Customers generate short-term financial health by current purchases, but they also represent one of the most significant financial factors when it comes to company growth and stability. Few small businesses know what their customers are really worth – or how to build their companies by growing the value of their customer base.
Complex, sophisticated database techniques – and the resources to conduct in-depth analyses and modeling - are readily available to large corporations. But small businesses can also take some immediate, low-cost steps to retain customers while also growing the customer base as a financial asset.
Businesses commonly keep track of customers’ spending histories and habits via customer relationship (CRM) systems, and they have access to a significant amount of customer information. Few companies, however, take time to analyze the data from a purely financial context to decide where and how to spend retention dollars. That can be a costly mistake, according to Carolyn Goodman, President and Creative Director of Goodman Marketing Partners, a full service, multi-channel, direct response marketing company based in San Rafael, California.
“At some point, you have to say to yourself: ‘I simply can’t afford to talk to everybody over and over and over again,’” she says. “So, you have to ask yourself, what am I selling? What am I asking my customers to purchase? And, how many of them do what I ask them to do?”
At the heart of the matter is figuring out your most profitable customers – or those customers with the highest likelihood of future profit. Goodman explains it’s “pretty easy” to quickly organize a cursory financial review of your customer base by how much money each customer has spent with your company. She says this first step is simplistic, but should yield an “Ah-ha” moment.
“You should be able to clearly see the top purchasers,” Goodman says. “[The result] is usually that 20 percent of your customers are delivering 80 percent of the company’s profit, a fact that surprises many business owners. If you don’t have that big ‘ah-ha’ moment, then you aren’t doing [the review] properly.”
Analyzing the customer base is key to keeping marketing budget figures under control and ensuring a strong return on investment. “The starting point is: how much money have you set aside to promote your products and services? Then, analyze how much of it is spent on getting new customers in the door, how many of them are you acquiring, and what is the return on investment over time?” Goodman says.
“The ability to profitably manage customers is dependent on analyzing all the financial facts, and budgeting appropriately,” says Goodman. “Knowing how much revenue each customer or a group of like customers generate over time will help you figure out what they’re really worth to you versus how much money you’re spending on retaining them.”
Never delete any customer from the database entirely, Goodman cautions, because there are opportunities to cross-sell or up-sell them. Instead, invest in testing different ways of talking to customers and offering them different products or services. “Try to change their expectations about what you’re selling them. When you come out with a new product, include that group of poorer performing customers in the mix, to see if you can revitalize them again,” says Goodman.
Revenue generation alone isn’t the only value attribute companies should review.

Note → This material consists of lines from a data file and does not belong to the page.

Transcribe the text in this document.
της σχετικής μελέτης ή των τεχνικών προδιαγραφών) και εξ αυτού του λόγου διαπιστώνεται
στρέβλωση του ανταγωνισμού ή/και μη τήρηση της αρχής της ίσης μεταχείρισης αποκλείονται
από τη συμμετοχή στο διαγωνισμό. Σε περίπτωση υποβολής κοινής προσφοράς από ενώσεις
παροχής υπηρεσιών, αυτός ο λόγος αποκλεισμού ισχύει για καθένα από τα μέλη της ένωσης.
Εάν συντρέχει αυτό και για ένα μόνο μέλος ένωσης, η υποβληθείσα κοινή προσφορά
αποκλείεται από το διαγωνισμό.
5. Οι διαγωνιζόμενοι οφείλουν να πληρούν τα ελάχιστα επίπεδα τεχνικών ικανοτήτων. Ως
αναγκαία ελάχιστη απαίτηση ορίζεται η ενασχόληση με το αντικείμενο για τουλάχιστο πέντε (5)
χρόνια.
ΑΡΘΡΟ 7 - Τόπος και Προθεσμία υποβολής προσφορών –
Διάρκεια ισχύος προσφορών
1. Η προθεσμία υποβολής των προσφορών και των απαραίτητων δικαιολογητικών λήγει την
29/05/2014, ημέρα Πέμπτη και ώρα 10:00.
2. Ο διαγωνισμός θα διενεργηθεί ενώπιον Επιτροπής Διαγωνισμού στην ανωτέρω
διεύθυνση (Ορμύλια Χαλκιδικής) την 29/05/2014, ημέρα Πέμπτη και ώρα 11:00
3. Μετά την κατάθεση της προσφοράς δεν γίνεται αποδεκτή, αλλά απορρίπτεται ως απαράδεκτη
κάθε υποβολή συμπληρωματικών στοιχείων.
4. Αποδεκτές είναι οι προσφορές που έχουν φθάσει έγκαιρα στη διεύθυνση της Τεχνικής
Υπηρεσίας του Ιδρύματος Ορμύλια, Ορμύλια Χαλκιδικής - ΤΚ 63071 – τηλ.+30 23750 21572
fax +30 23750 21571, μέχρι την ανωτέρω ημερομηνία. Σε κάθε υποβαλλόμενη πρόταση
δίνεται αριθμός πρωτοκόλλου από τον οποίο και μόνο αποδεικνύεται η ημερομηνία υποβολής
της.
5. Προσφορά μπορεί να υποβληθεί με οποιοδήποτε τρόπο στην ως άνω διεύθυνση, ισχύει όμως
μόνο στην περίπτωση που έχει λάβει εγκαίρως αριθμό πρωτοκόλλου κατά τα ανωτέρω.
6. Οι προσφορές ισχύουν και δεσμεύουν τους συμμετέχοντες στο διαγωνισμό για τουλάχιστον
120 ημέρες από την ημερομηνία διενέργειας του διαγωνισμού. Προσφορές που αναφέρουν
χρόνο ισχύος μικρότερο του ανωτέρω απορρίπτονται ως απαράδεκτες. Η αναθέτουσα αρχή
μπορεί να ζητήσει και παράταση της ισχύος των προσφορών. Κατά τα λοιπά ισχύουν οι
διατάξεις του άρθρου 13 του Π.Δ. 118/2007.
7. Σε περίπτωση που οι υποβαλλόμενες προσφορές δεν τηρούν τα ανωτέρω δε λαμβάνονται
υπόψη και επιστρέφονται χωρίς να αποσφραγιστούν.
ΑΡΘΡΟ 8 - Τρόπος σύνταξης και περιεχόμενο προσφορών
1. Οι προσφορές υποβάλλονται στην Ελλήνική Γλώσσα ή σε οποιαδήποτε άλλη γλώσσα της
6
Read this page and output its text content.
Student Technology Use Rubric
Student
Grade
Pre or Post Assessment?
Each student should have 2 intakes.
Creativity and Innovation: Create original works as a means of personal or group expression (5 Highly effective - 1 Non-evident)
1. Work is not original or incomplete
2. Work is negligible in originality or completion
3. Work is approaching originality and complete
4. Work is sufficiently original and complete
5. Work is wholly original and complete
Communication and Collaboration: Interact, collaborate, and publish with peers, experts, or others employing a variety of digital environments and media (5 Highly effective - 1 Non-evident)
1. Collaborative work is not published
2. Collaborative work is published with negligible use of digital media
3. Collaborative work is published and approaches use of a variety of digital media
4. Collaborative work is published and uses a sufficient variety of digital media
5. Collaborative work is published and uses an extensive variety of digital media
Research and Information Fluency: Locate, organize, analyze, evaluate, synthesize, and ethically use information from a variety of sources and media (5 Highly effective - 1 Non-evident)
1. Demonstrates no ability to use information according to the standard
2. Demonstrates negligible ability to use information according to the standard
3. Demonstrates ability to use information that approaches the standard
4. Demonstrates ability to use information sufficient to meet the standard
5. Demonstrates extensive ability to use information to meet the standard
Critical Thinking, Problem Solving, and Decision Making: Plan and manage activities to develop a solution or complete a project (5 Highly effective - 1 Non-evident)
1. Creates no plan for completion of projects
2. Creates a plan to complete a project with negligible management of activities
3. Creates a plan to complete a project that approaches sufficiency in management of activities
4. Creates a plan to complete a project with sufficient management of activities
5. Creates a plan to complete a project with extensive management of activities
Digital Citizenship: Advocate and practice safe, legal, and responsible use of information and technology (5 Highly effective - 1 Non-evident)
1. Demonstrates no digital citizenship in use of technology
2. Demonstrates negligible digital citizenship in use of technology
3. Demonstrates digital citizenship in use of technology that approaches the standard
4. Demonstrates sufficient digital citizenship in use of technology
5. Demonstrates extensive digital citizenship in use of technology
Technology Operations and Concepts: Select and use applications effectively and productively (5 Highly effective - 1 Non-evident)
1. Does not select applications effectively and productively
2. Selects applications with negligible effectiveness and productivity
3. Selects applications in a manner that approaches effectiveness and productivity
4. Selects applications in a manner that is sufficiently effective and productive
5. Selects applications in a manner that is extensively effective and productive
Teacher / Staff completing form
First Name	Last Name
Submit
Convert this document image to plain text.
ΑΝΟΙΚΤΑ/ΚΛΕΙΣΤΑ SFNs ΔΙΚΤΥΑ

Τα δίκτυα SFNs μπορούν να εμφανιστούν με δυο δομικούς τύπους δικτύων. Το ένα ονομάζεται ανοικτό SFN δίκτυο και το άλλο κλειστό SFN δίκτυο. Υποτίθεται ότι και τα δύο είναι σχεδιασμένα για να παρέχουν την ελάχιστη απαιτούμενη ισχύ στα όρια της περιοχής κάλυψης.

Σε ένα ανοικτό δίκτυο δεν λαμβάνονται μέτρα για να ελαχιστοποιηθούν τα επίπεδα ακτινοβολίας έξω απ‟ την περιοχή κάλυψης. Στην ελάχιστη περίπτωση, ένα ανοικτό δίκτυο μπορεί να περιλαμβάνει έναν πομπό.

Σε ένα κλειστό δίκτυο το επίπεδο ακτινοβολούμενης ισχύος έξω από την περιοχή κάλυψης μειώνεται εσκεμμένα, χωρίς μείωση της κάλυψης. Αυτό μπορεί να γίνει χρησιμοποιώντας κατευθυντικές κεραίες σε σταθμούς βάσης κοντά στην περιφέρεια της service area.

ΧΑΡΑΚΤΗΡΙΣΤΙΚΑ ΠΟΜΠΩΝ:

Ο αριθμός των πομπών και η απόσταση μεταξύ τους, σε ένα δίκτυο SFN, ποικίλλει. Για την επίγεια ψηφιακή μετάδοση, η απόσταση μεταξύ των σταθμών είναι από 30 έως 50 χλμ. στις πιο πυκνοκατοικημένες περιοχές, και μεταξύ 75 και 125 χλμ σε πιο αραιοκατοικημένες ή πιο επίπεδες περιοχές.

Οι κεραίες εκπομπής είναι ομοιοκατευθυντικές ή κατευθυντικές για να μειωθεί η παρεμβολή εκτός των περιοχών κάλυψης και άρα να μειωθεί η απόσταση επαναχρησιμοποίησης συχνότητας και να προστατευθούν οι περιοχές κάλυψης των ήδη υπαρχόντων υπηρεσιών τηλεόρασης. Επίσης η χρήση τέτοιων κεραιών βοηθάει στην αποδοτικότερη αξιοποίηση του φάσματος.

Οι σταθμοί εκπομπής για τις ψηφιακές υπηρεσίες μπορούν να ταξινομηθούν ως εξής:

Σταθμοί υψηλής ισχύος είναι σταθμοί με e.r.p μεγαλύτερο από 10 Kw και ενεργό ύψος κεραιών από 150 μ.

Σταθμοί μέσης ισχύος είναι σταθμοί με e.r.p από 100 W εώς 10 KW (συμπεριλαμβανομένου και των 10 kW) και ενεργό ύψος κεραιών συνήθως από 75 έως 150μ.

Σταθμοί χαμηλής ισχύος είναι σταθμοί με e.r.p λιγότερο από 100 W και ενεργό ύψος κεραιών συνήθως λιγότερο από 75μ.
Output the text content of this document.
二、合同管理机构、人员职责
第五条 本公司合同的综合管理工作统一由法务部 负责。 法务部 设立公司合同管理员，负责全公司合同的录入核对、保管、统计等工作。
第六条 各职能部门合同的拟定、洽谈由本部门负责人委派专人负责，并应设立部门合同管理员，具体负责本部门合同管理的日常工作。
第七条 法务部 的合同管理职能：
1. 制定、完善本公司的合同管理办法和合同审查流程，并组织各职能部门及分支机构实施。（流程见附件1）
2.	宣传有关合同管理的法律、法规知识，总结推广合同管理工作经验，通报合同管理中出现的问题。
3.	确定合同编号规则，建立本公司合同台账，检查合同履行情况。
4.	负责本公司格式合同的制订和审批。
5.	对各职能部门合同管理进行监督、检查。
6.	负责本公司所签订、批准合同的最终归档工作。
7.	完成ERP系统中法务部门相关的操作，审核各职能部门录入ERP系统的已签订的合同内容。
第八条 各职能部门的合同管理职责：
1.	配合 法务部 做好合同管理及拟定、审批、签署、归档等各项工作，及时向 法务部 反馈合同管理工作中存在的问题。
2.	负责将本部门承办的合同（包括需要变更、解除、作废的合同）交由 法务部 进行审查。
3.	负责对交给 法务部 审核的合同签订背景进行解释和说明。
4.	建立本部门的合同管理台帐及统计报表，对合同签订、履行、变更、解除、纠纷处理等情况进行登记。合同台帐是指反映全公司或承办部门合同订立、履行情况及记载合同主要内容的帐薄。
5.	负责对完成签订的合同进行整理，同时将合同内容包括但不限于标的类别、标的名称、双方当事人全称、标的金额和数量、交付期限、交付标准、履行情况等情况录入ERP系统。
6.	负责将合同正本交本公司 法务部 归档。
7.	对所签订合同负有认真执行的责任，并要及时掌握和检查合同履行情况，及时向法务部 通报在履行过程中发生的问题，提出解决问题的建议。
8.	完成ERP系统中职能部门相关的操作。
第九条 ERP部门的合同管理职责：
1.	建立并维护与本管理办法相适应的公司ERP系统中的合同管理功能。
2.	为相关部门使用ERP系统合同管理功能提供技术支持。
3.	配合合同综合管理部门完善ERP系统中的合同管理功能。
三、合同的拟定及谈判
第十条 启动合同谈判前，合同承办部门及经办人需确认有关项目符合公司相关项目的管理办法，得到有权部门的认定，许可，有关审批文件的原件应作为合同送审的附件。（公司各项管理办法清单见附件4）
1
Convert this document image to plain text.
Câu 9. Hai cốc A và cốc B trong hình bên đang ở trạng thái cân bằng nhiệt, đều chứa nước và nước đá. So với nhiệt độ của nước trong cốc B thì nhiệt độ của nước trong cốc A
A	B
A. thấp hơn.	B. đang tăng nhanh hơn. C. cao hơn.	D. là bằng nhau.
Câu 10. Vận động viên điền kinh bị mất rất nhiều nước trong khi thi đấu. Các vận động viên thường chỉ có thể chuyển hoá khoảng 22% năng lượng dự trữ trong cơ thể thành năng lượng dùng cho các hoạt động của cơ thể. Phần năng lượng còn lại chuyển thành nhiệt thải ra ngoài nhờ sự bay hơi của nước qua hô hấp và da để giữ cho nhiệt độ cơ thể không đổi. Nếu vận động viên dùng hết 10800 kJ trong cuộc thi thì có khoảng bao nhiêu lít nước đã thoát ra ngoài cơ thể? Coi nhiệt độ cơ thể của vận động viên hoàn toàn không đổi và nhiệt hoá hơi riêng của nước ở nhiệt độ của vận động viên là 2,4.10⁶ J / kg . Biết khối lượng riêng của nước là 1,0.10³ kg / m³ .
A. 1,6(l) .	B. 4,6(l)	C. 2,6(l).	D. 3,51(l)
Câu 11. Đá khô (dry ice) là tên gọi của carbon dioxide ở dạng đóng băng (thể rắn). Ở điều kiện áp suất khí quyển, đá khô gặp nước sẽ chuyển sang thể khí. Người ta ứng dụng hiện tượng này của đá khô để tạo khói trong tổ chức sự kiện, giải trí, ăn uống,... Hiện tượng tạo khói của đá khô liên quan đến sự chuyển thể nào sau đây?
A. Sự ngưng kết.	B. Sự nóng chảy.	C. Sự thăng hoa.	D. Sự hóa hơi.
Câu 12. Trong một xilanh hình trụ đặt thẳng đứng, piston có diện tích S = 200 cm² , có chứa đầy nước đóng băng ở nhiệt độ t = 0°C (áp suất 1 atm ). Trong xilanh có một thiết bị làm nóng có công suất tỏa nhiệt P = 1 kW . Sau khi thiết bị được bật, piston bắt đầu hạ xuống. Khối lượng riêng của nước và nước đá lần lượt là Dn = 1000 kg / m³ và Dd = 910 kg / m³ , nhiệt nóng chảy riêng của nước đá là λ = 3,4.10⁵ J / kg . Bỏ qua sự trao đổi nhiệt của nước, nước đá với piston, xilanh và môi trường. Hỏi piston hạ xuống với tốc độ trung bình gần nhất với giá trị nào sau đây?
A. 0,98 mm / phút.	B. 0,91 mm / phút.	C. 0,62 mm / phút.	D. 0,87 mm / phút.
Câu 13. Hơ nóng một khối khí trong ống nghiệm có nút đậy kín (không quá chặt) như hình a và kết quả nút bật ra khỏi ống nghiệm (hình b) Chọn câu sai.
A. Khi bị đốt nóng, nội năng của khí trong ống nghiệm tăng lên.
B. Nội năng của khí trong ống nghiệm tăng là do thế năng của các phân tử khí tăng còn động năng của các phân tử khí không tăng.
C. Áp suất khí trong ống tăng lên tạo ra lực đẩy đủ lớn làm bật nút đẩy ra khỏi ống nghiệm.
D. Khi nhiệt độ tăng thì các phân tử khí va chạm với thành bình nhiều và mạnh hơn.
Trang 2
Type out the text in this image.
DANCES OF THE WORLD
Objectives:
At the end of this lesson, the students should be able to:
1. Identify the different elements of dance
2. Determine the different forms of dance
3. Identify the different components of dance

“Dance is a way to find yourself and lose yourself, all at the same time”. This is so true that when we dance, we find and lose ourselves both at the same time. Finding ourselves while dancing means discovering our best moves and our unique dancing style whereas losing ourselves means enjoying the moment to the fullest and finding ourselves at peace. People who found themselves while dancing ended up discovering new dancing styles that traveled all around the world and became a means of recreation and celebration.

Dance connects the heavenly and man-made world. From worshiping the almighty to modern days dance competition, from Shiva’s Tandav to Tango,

According to Goodman and other experts such as Sunil Gupta and Donald Lehmann, authors of Managing Customers as Investments, companies need to look beyond short-term purchase transactions when determining the worth of a customer.
“Creating shareholder wealth in the short run is not the main purpose of an organization,” write Gupta and Lehmann. Instead, they say, organizations that manage customers profitably and as investments focus on creating and building customer value. Those organizations are rewarded with long-run stability and financial success.